Elles ressemblent à des défensives, mais elles sont délaissées car leurs marges ont été
rognées par un environnement réglementaire de plus en plus contraignant. Il s’agit des valeurs
de téléphonie européennes. Pour le reste, ces valeurs offrent des dividendes élevés et des
ventes stables. La bonne nouvelle est que le régulateur européen a enfin compris les bénéfices
de son effacement pour l’industrie, en décidant en juin 2012 de ne pas règlementer le secteur
de la fibre optique en Europe afin de permettre de rattraper le retard pris sur l’Asie et les
Etats-Unis. Les stratégies des entreprises européennes du secteur sortent également de leur
stratégie ultra-défensive de restructuration interne pour une approche plus proactive avec la
multiplication des joint-ventures. Avec un PE de 9, les télécoms européennes sont des
défensives très peu chères, dont le rendement des capitaux propres devrait être soutenu par
une amélioration des marges opérationnelles.

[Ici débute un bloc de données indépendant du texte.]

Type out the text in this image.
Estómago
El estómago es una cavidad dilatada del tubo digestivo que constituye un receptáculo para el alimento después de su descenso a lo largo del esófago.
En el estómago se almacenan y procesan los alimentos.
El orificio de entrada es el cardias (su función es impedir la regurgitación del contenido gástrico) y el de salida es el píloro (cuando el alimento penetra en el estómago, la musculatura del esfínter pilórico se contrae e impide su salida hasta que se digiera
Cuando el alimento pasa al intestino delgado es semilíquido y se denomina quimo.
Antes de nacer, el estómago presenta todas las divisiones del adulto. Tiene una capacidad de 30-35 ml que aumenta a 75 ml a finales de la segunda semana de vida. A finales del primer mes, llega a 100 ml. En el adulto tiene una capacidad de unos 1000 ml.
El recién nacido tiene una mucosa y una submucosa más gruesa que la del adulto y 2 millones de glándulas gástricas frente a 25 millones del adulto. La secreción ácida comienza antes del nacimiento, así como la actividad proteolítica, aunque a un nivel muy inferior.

Les valeurs technologiques américaines partagent également certains attributs donnés aux
défensives. Leur rentabilité économique élevée leur a permis d’accumuler un véritable trésor
de guerre de trésorerie. La décision récente d’en distribuer une partie aux actionnaires par
versement de dividendes et rachats d’actions devrait contribuer à soutenir le rendement des
capitaux propres. Ce secteur n’est pas particulièrement bon marché (PE de 15), mais la volonté
de re-leverager leur bilan est un signe supplémentaire du passage à une stratégie offensive de
la part des équipes dirigeantes. Les techs américaines paient des dividendes, rachètent leurs
actions et sont exposées à la croissance. Si l’on ajoute qu’elles sont peu sensibles au risque de
hausse des taux, il ne manque presque rien à la check-list type de l’investisseur actions.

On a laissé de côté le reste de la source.